The last Microsoft bulletin MS14-042 fixes a Denial-of-Service problem in the Windows Service Bus (WBS). WBS is a rather new component in WIndows and most likely only rarely installed. It is an interesting reminder though that our architectures are not becoming simpler. We are constantly adding components to our systems, which bring their own vulnerabilities into the fold.
For Windows XP users: The majority of these vulnerabilities apply to your operating system, except the WIndows Journal application and Windows Service Bus weaknesses. The Internet Explorer vulnerabilities can certainly be exploited on XP as well as the Flash problem.

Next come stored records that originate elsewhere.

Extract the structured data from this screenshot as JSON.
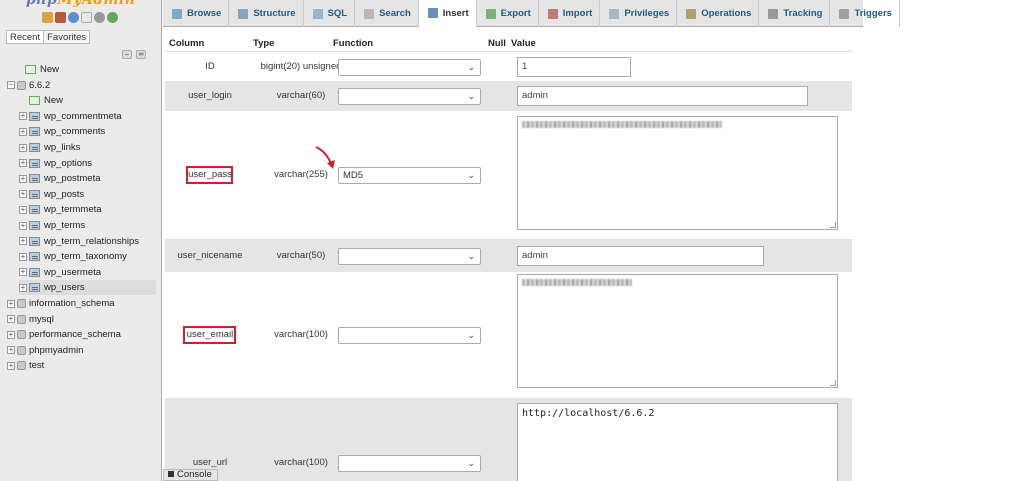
{
  "sidebar": {
    "logo_part1": "php",
    "logo_part2": "MyAdmin",
    "tabs": [
      "Recent",
      "Favorites"
    ],
    "tree": [
      {
        "label": "New",
        "level": 0,
        "kind": "new"
      },
      {
        "label": "6.6.2",
        "level": 0,
        "kind": "db",
        "expanded": true
      },
      {
        "label": "New",
        "level": 1,
        "kind": "new"
      },
      {
        "label": "wp_commentmeta",
        "level": 1,
        "kind": "table"
      },
      {
        "label": "wp_comments",
        "level": 1,
        "kind": "table"
      },
      {
        "label": "wp_links",
        "level": 1,
        "kind": "table"
      },
      {
        "label": "wp_options",
        "level": 1,
        "kind": "table"
      },
      {
        "label": "wp_postmeta",
        "level": 1,
        "kind": "table"
      },
      {
        "label": "wp_posts",
        "level": 1,
        "kind": "table"
      },
      {
        "label": "wp_termmeta",
        "level": 1,
        "kind": "table"
      },
      {
        "label": "wp_terms",
        "level": 1,
        "kind": "table"
      },
      {
        "label": "wp_term_relationships",
        "level": 1,
        "kind": "table"
      },
      {
        "label": "wp_term_taxonomy",
        "level": 1,
        "kind": "table"
      },
      {
        "label": "wp_usermeta",
        "level": 1,
        "kind": "table"
      },
      {
        "label": "wp_users",
        "level": 1,
        "kind": "table",
        "selected": true
      },
      {
        "label": "information_schema",
        "level": 0,
        "kind": "db"
      },
      {
        "label": "mysql",
        "level": 0,
        "kind": "db"
      },
      {
        "label": "performance_schema",
        "level": 0,
        "kind": "db"
      },
      {
        "label": "phpmyadmin",
        "level": 0,
        "kind": "db"
      },
      {
        "label": "test",
        "level": 0,
        "kind": "db"
      }
    ]
  },
  "toolbar": {
    "tabs": [
      {
        "label": "Browse",
        "icon": "browse-icon",
        "color": "#7fa9c9"
      },
      {
        "label": "Structure",
        "icon": "structure-icon",
        "color": "#8aa2b8"
      },
      {
        "label": "SQL",
        "icon": "sql-icon",
        "color": "#9bb4cc"
      },
      {
        "label": "Search",
        "icon": "search-icon",
        "color": "#b8b8b8"
      },
      {
        "label": "Insert",
        "icon": "insert-icon",
        "color": "#6a8fb0",
        "active": true
      },
      {
        "label": "Export",
        "icon": "export-icon",
        "color": "#7ab27a"
      },
      {
        "label": "Import",
        "icon": "import-icon",
        "color": "#c07a7a"
      },
      {
        "label": "Privileges",
        "icon": "privileges-icon",
        "color": "#aab8c8"
      },
      {
        "label": "Operations",
        "icon": "operations-icon",
        "color": "#b0a070"
      },
      {
        "label": "Tracking",
        "icon": "tracking-icon",
        "color": "#999999"
      },
      {
        "label": "Triggers",
        "icon": "triggers-icon",
        "color": "#a0a0a0"
      }
    ]
  },
  "table_header": {
    "column": "Column",
    "type": "Type",
    "function": "Function",
    "null": "Null",
    "value": "Value"
  },
  "fields": [
    {
      "name": "ID",
      "type": "bigint(20) unsigned",
      "function": "",
      "value": "1"
    },
    {
      "name": "user_login",
      "type": "varchar(60)",
      "function": "",
      "value": "admin"
    },
    {
      "name": "user_pass",
      "type": "varchar(255)",
      "function": "MD5",
      "value": ""
    },
    {
      "name": "user_nicename",
      "type": "varchar(50)",
      "function": "",
      "value": "admin"
    },
    {
      "name": "user_email",
      "type": "varchar(100)",
      "function": "",
      "value": ""
    },
    {
      "name": "user_url",
      "type": "varchar(100)",
      "function": "",
      "value": "http://localhost/6.6.2"
    }
  ],
  "colors": {
    "highlight": "#d11f2b",
    "link": "#235a81",
    "row_alt": "#e5e5e5"
  },
  "console_label": "Console"
}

XP users should evaluate urgently using a supported browser if they cannot move away from the operating system.
Craig Young, Security Researcher at Tripwire:
Windows Server administrators will be relieved that none of the holes being plugged by Microsoft this month can be used for remote code execution without user-interaction.
There is a long list of Internet Explorer CVEs as usual but, apart from that, this month is primarily addresses bugs that are more likely to be used after an attacker has gained low privileged code execution. This is not a good reason for security teams to relax this month though. Microsoft expects all but one of the bulletins will be exploited within the next 30 days, so it’s important to deploy these updates as soon as possible.
The critical vulnerability described in MS14-038 is a great example of how unused software can be abused by attackers. In this case Windows Journal, which is installed by default but isn’t commonly used, can lead to arbitrary code execution. In this case, attack surface can be greatly reduced by uninstalling the affected software or removing associations with the unused program. One of the best tactics for hardening systems is to remove software or features which are not needed. Doing so protects systems by limiting the lines of code exposed to an attacker and every line of code presents new opportunities for attacks to succeed.
Even if Journal is not used in your organization, it is crucial that all systems with Windows Journal are patched immediately as this file-format vulnerability can be exploited with just a simple file preview.
Tyler Reguly, Manager of Security Research at Tripwire:
This month is more of the same from Microsoft. Internet Explorer, file type vulnerabilities, and privilege escalation make up most of the list. I’m not sure if this speaks to the maturity of the process or a major flaw with security research. It could be that the only bugs left to find exist in this client-side software or it could be that lack of user education and poor computer usage habits make these the most logical target. I’d like to hope it’s the former but I suspect it’s the latter.
IT teams will want to focus on the two critical issues affecting Internet Explorer and Windows Journal. If you cannot apply updates immediately, there are workarounds for both of these critical flaws. Users can switch to a new browser, making sure to set the new browser as the default, and disable any Windows Journal .JNT file associations. While a patch is always preferred, limiting the attack surface is a good backup.
The single remote vulnerability this month affects the little known Microsoft Service Bus offering and is a denial of service vulnerability earning it the lowest patch priority this month. That said, if you use of this software, you should patch as soon as possible — attackers could use this vulnerability to disrupt business activities.